The Morse code table in the cw(7,LOCAL) man page is provided for reference only. If learning for the first time, you will be much better off learning by hearing the characters sent, rather than by looking at the table.

Other programs running in the system may interfere with the timing of the Morse code that cw is sending. If this is a problem, either try to run on a quiescent system, or try running cw with nice(1L,C,1). UNIX is not really designed for user-level programs to do the sort of fine timing required to send Morse code. cw is therefore more sensitive than most programs to other system activity.

cw uses system itimers for its internal timing. On most UNIX flavors, itimers are not guaranteed to signal a program exactly at the specified time, and they generally offer a resolution only as good as the normal system 'clock tick' resolution. An itimer SIGALRM usually falls on a system clock tick, making it accurate to no better than 10mS on a typical 100Hz kernel.

The effect of this is that an itimer period is generally either exactly as specified, or, more likely, slightly longer. At higher WPM settings, the cumulative effect of this affects timing accuracy, because at higher speeds, there are fewer 10mS clock ticks in a dot period. For example, at 12 WPM, the dot length is 100mS, enough to contain five kernel clock ticks. But at 60 WPM, the dot length is 20mS, or just two kernel clock ticks. So at higher speeds, the effect of itimer resolutions becomes more pronounced.

To test itimer timing, first try

echo "$X" | time cw -w 4

and note the elapsed time, which should be very close to one minute. Next, try

echo "$X$X$X$X$X$X$X$X$X$X$X$X" | time cw -w 48

The elapsed time should be the same. If it has increased, this is the effect of system itimers delaying for slightly longer than the specified period (higher WPM rates make more itimer calls).

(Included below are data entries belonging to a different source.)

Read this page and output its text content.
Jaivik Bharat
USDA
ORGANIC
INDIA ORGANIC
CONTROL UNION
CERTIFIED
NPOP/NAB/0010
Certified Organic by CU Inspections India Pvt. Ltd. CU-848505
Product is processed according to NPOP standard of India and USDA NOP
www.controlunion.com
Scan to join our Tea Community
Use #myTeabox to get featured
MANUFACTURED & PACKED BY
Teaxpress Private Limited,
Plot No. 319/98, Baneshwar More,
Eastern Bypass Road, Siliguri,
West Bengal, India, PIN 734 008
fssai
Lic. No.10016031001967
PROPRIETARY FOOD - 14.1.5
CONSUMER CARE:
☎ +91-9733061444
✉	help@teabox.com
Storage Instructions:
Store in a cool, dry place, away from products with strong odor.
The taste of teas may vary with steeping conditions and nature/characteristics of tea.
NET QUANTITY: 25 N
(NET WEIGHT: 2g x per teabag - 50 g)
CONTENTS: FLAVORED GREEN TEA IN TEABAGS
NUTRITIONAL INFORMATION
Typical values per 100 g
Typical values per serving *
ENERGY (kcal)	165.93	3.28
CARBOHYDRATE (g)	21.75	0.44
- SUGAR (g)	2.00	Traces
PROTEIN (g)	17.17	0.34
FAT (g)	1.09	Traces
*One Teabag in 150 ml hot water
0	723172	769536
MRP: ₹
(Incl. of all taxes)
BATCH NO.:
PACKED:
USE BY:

That's itimers for you, not perfect for this job, but the best there is without writing some, and perhaps a lot of, kernel code.

Except for zero, which is silent, tone values lower than 10Hz may not sound at the expected pitch.


Send a string of characters at 25 WPM, 700Hz, with no extra gaps:

echo "UNIX CW SOUNDER" | cw -w 25 -t 700

Send a string at varying speeds and tones on the console speaker, specifying a system console device:

echo "%W12;%T400;400HZ 12WPM %W25;%T1500;1500HZ 25WPM" | cw -m -sc -d /dev/tty2

Send C-cedilla, VA, and a report of the WPM setting, with extra spacing at half volume:

echo "[CE] [VA] %>W" | cw -g 10 -v 50


Cut numbers are not provided, though they can be emulated, up to a point, by pre-filtering.

An output to an optional external device, for example, keying a line on the parallel port, or a serial line, might also be useful.


Man pages for cw(7,LOCAL), libcw(3,LOCAL), cwgen(1,LOCAL), cwcp(1,LOCAL), and xcwcp(1,LOCAL).